According to the Court of Chancery, after the railroad left, "Delmarva's continued presence became adverse to Mrs. Forward's interest as owner of the land." The factual underpinnings for the Court of Chancery's holding are apparent. The property owner cannot back away now from their implications. The utility was in possession under a license in 1960. Although the utility lost its license in 1976, its use of the land did not change. Moreover, the utility never doubted its right to use the land for the utility's purposes. What happened in 1988-1989 was less a function of the utility's trying to increase its claim and take something new from the property owner. It was more a case of the property owner's finally asserting her rights and attempting to clear the air. In short, the Court agrees with the utility that the utility took possession of the land in 1976.

V.

Finally, based on the parties' positions and the generally appreciating real estate market in New Castle County, the Court assumes that the easement has become more valuable over time and an earlier date of taking means a lower value for the easement. If that is what this decision means, that result is not unfair. As condemnations go, this case is anomalous. The condemnor usually files suit before taking possession. And the law of eminent domain is concerned that the condemnor should not benefit from taking first and filing suit later. In this situation, however, the utility behaved reasonably. It had been using the land for 25 years before the property owner took title. When the property owner bought the property, the utility's encroachment was open and obvious. For sixteen years after the property owner took title, the utility used the land constantly. Even after the railroad pulled up its track, the utility used the land for 12 more years before the property owner filed suit. The property owner had to contend with the utility from the moment the property owner acquired title and for the next 28 years.
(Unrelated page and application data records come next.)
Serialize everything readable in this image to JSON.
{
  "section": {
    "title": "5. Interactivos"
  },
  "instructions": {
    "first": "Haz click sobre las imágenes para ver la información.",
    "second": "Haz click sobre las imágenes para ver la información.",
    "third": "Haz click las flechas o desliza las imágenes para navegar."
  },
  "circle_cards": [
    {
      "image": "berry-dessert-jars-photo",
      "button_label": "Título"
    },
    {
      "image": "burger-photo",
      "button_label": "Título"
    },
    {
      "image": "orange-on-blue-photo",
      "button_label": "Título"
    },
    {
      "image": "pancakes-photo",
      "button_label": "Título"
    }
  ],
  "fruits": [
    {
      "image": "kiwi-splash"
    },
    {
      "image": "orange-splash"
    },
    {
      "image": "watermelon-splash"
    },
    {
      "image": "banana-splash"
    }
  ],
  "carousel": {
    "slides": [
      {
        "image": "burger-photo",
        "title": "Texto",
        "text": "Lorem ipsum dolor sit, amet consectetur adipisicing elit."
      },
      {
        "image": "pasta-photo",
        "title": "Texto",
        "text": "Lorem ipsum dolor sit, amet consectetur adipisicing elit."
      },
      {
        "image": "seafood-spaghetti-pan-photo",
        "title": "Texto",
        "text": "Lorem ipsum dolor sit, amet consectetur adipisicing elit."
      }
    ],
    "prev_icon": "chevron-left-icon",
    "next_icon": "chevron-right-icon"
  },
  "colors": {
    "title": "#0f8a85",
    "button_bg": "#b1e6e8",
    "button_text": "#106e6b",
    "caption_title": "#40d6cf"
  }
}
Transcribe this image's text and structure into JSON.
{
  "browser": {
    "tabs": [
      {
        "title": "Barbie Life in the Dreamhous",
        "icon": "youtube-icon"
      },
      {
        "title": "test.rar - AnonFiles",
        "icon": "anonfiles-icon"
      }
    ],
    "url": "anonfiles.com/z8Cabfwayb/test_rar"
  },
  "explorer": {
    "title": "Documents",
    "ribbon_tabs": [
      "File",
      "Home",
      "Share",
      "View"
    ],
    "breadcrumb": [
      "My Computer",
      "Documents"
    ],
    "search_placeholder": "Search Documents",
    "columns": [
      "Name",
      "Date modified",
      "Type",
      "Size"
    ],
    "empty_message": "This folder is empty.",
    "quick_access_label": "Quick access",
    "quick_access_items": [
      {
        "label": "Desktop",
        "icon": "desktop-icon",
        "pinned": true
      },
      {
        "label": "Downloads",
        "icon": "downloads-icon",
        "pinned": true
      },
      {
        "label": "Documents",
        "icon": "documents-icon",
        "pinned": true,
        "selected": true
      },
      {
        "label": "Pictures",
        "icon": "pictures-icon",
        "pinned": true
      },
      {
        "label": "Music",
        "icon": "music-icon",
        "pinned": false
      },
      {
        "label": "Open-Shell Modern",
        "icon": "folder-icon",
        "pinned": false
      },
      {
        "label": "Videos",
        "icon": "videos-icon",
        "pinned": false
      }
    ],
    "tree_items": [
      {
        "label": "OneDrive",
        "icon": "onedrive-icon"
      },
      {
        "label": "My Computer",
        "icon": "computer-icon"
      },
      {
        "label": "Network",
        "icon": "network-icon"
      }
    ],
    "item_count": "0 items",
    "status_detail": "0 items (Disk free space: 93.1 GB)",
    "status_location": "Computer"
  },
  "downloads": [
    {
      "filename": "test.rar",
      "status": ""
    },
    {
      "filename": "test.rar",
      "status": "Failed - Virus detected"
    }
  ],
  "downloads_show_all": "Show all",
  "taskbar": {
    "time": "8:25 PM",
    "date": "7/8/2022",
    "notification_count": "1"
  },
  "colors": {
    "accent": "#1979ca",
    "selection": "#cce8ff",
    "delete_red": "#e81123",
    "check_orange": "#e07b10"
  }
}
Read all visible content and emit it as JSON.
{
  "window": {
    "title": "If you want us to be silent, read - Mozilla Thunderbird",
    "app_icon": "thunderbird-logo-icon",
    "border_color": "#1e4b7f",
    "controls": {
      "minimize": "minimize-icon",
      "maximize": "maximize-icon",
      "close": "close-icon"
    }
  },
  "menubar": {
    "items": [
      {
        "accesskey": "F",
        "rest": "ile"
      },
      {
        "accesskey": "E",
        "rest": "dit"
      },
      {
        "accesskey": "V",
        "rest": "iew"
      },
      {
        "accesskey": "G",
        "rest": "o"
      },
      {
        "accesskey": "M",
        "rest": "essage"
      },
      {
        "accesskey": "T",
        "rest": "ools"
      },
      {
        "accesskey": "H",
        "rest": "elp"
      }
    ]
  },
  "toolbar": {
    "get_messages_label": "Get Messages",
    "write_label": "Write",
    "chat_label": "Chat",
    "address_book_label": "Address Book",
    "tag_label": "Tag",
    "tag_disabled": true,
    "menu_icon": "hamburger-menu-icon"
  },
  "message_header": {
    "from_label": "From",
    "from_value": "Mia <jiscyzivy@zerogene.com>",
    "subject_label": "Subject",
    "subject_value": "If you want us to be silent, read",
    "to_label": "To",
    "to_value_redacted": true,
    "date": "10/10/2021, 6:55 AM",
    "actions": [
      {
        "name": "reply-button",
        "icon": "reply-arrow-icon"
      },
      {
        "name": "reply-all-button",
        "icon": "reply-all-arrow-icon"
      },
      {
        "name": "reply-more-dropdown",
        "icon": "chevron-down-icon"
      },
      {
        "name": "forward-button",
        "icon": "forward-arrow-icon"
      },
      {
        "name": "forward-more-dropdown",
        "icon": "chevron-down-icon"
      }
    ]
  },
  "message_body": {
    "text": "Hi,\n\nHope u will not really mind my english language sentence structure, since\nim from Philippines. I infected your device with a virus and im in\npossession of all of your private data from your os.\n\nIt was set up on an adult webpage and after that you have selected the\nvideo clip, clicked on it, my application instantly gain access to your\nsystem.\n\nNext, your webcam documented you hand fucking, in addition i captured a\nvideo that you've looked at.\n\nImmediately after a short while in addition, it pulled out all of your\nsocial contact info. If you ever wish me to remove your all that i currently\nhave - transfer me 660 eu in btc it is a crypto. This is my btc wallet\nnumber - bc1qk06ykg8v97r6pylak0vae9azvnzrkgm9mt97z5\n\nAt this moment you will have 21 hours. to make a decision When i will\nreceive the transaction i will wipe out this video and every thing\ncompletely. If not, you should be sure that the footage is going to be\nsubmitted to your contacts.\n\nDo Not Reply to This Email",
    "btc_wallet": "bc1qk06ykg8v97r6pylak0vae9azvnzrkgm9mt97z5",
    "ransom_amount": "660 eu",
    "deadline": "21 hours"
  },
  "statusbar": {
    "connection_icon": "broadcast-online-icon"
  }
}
See 4 Nichols on Eminent Domain § 12A.04-.05 (3d ed. 1998); See also Uniform Eminent Domain Code § 1003(b)(3) (1974).

But for the railroad's unanticipated demise, the utility still would be maintaining its facilities along the rail bed and the property owner would be entitled to nothing. It is hard to believe that the property owner paid much, if anything, for the reversionary interest in the railroad right of way, including the utility's license. It appears that the property owner is reaping a windfall occasioned by the utility's mistake when the utility acquired a license from the railroad instead of an easement from the holder of record in 1935. For its old mistake the utility now must pay. But the Court must adopt a date of valuation that is fair. In that regard, the Court is mindful of 10 Del. C. § 6113.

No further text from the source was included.